At the intermission, he won't let me buy him an ice cream, and then picks up an extra spoon and starts helping himself to mine. We don't talk. I don't think he wants to break the moment, because it's the first time he's feeling that connection with every person on stage and in the audience and the orchestra and he doesn't want to break it even for a second. But he eats my ice cream just fine, and catches my eye and smiles wide and true, like he's never been happy before. I feel a rush towards him, something in the air and my blood. Theatres, I think.

At some point during act two, Jace grabs my hand and weaves his fingers into mine, at one point we both start crying. The finale is heartbreaking, and as I feel my own tears leaking out from beneath my eyelids I hear a little raspy shaky breath beside me and I see that Jace is crying too, he's really crying, and for some reason it makes me cry even more until I have to stuff my fist in my mouth to stop me gasping out loud.

I have to let go of his hand when the bows start, and we stand up and clip and whoop and then he takes my hand again just for a moment as they take their final bow, just grasps it, as if to say- look! Look at them. Because, in a moment, they'll be gone. But I'm not looking at the actors, even though they made my heart shake, even though it was the most beautiful show I've ever seen. I only look at Jace, this boy I don't think I ever knew before.

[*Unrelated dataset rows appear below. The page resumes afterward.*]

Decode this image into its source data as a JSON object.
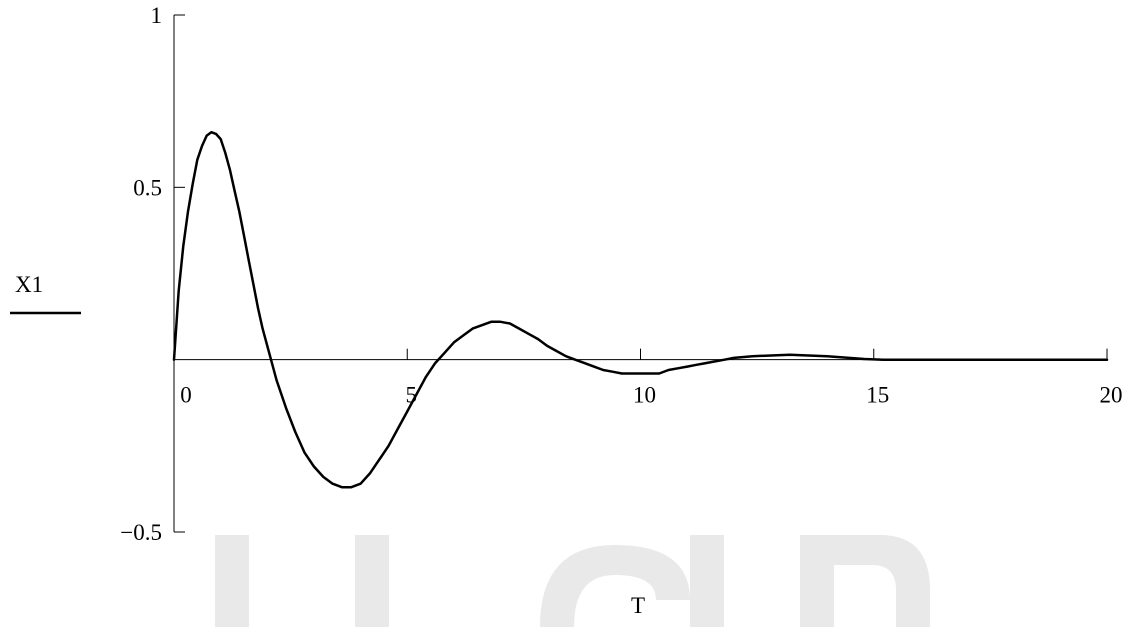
{
  "chart_data": {
    "type": "line",
    "title": "",
    "xlabel": "T",
    "ylabel": "",
    "xlim": [
      0,
      20
    ],
    "ylim": [
      -0.5,
      1
    ],
    "x_ticks": [
      0,
      5,
      10,
      15,
      20
    ],
    "y_ticks": [
      1,
      0.5,
      -0.5
    ],
    "x_tick_labels": [
      "0",
      "5",
      "10",
      "15",
      "20"
    ],
    "y_tick_labels": [
      "1",
      "0.5",
      "−0.5"
    ],
    "grid": false,
    "legend": {
      "placement": "left",
      "entries": [
        "X1"
      ]
    },
    "series": [
      {
        "name": "X1",
        "color": "#000000",
        "x": [
          0,
          0.1,
          0.2,
          0.3,
          0.4,
          0.5,
          0.6,
          0.7,
          0.8,
          0.9,
          1.0,
          1.1,
          1.2,
          1.3,
          1.4,
          1.5,
          1.6,
          1.7,
          1.8,
          1.9,
          2.0,
          2.2,
          2.4,
          2.6,
          2.8,
          3.0,
          3.2,
          3.4,
          3.6,
          3.8,
          4.0,
          4.2,
          4.4,
          4.6,
          4.8,
          5.0,
          5.2,
          5.4,
          5.6,
          5.8,
          6.0,
          6.2,
          6.4,
          6.6,
          6.8,
          7.0,
          7.2,
          7.4,
          7.6,
          7.8,
          8.0,
          8.2,
          8.4,
          8.6,
          8.8,
          9.0,
          9.2,
          9.4,
          9.6,
          9.8,
          10.0,
          10.2,
          10.4,
          10.6,
          10.8,
          11.0,
          11.2,
          11.4,
          11.6,
          11.8,
          12.0,
          12.4,
          12.8,
          13.2,
          13.6,
          14.0,
          14.4,
          14.8,
          15.2,
          15.6,
          16.0,
          16.5,
          17.0,
          17.5,
          18.0,
          18.5,
          19.0,
          19.5,
          20.0
        ],
        "values": [
          0,
          0.2,
          0.33,
          0.43,
          0.51,
          0.58,
          0.62,
          0.65,
          0.66,
          0.655,
          0.64,
          0.6,
          0.55,
          0.49,
          0.43,
          0.36,
          0.29,
          0.22,
          0.15,
          0.09,
          0.04,
          -0.06,
          -0.14,
          -0.21,
          -0.27,
          -0.31,
          -0.34,
          -0.36,
          -0.37,
          -0.37,
          -0.36,
          -0.33,
          -0.29,
          -0.25,
          -0.2,
          -0.15,
          -0.1,
          -0.05,
          -0.01,
          0.02,
          0.05,
          0.07,
          0.09,
          0.1,
          0.11,
          0.11,
          0.105,
          0.09,
          0.075,
          0.06,
          0.04,
          0.025,
          0.01,
          0.0,
          -0.01,
          -0.02,
          -0.03,
          -0.035,
          -0.04,
          -0.04,
          -0.04,
          -0.04,
          -0.04,
          -0.03,
          -0.025,
          -0.02,
          -0.015,
          -0.01,
          -0.005,
          0.0,
          0.005,
          0.01,
          0.012,
          0.014,
          0.012,
          0.01,
          0.006,
          0.002,
          0.0,
          0.0,
          0.0,
          0.0,
          0.0,
          0.0,
          0.0,
          0.0,
          0.0,
          0.0,
          0.0
        ]
      }
    ]
  }
}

Outside the theatre we blink like we've never seen the sun before and rub our sticky faces clear of tears. We don't talk, again, still wrapped up in it all, just walk towards the subway station with our shoulders brushing and one of us still sniffling every now and then.

It's dark when we return to the Institute, after we've eaten and drank and sang along with a street performer to show tunes that I know the words to and Jace improvised horribly to a gathering crowd's delight and hilarity. I love New York, I think. It's not quiet until we're unlocking the door and going inside, to the dark empty kitchen with the glow of the panel on the fridge and the hum of the dishwasher. Jace leans back on the fridge, his back curving round, graceful even in leisure and inebriation and exhaustion. "How was it?" I ask him quietly. My eyes are alive.

"Not awful," he whispers back. I take a step closer, keep inching forward to the place where our faces are so, so close and it's all very inevitable. "Yeah?"

"Yeah." He takes deep breath, as whispering as his voice. "It was the most beautiful thing I've ever heard," he whispers, honest and vulnerable and with his eyes starting to shine again, the light from streetlights outside glancing off his tears.

I rest my forehead against his. Shut my eyes. It's inevitable, it always was. It's beautiful.